Now that you have fully fleshed out customer avatars, you’re ready to put them to work for your brand. Imagine that your avatars are real customers whom you consult whenever you do anything related to your brand, such as the following:

  • Developing a new product or service or improving an existing one
  • Rebranding (changing the brand’s image in some way)
  • Developing content such as blog posts, social media posts, articles, podcasts, images, and videos
  • Developing a paid advertising campaign
  • Prioritizing your marketing focus (such as deciding whether to put more effort and money marketing on Instagram or Facebook)

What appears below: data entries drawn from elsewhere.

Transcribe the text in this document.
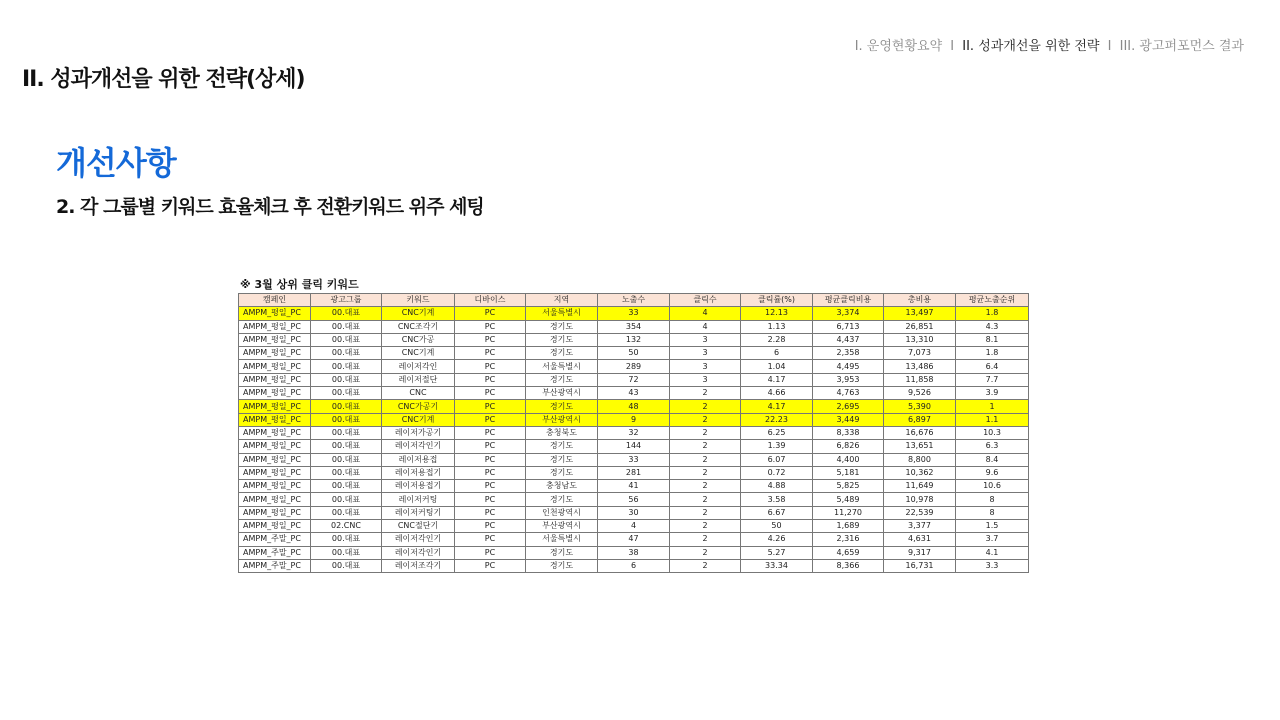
I. 운영현황요약 I II. 성과개선을 위한 전략 I III. 광고퍼포먼스 결과
II. 성과개선을 위한 전략(상세)
개선사항
2. 각 그룹별 키워드 효율체크 후 전환키워드 위주 세팅
※ 3월 상위 클릭 키워드
캠페인	광고그룹	키워드	디바이스	지역	노출수	클릭수	클릭률(%)	평균클릭비용	총비용	평균노출순위
AMPM_평일_PC	00.대표	CNC기계	PC	서울특별시	33	4	12.13	3,374	13,497	1.8
AMPM_평일_PC	00.대표	CNC조각기	PC	경기도	354	4	1.13	6,713	26,851	4.3
AMPM_평일_PC	00.대표	CNC가공	PC	경기도	132	3	2.28	4,437	13,310	8.1
AMPM_평일_PC	00.대표	CNC기계	PC	경기도	50	3	6	2,358	7,073	1.8
AMPM_평일_PC	00.대표	레이저각인	PC	서울특별시	289	3	1.04	4,495	13,486	6.4
AMPM_평일_PC	00.대표	레이저절단	PC	경기도	72	3	4.17	3,953	11,858	7.7
AMPM_평일_PC	00.대표	CNC	PC	부산광역시	43	2	4.66	4,763	9,526	3.9
AMPM_평일_PC	00.대표	CNC가공기	PC	경기도	48	2	4.17	2,695	5,390	1
AMPM_평일_PC	00.대표	CNC기계	PC	부산광역시	9	2	22.23	3,449	6,897	1.1
AMPM_평일_PC	00.대표	레이저가공기	PC	충청북도	32	2	6.25	8,338	16,676	10.3
AMPM_평일_PC	00.대표	레이저각인기	PC	경기도	144	2	1.39	6,826	13,651	6.3
AMPM_평일_PC	00.대표	레이저용접	PC	경기도	33	2	6.07	4,400	8,800	8.4
AMPM_평일_PC	00.대표	레이저용접기	PC	경기도	281	2	0.72	5,181	10,362	9.6
AMPM_평일_PC	00.대표	레이저용접기	PC	충청남도	41	2	4.88	5,825	11,649	10.6
AMPM_평일_PC	00.대표	레이저커팅	PC	경기도	56	2	3.58	5,489	10,978	8
AMPM_평일_PC	00.대표	레이저커팅기	PC	인천광역시	30	2	6.67	11,270	22,539	8
AMPM_평일_PC	02.CNC	CNC절단기	PC	부산광역시	4	2	50	1,689	3,377	1.5
AMPM_주말_PC	00.대표	레이저각인기	PC	서울특별시	47	2	4.26	2,316	4,631	3.7
AMPM_주말_PC	00.대표	레이저각인기	PC	경기도	38	2	5.27	4,659	9,317	4.1
AMPM_주말_PC	00.대표	레이저조각기	PC	경기도	6	2	33.34	8,366	16,731	3.3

  • Identifying potential partnership opportunities with other brands

Remember Your customer avatars enable you to connect with customers more effectively. The customer avatar for Jenae Greene in “Describing Your Customer Avatars in Your Own Words” earlier in this chapter tells me that funny ads would probably appeal to my target customers, as would beach scenes and music by Alabama Shakes. And because my customer avatar loves to shop at Nordstrom, getting my brand into Nordstrom’s stores is a priority.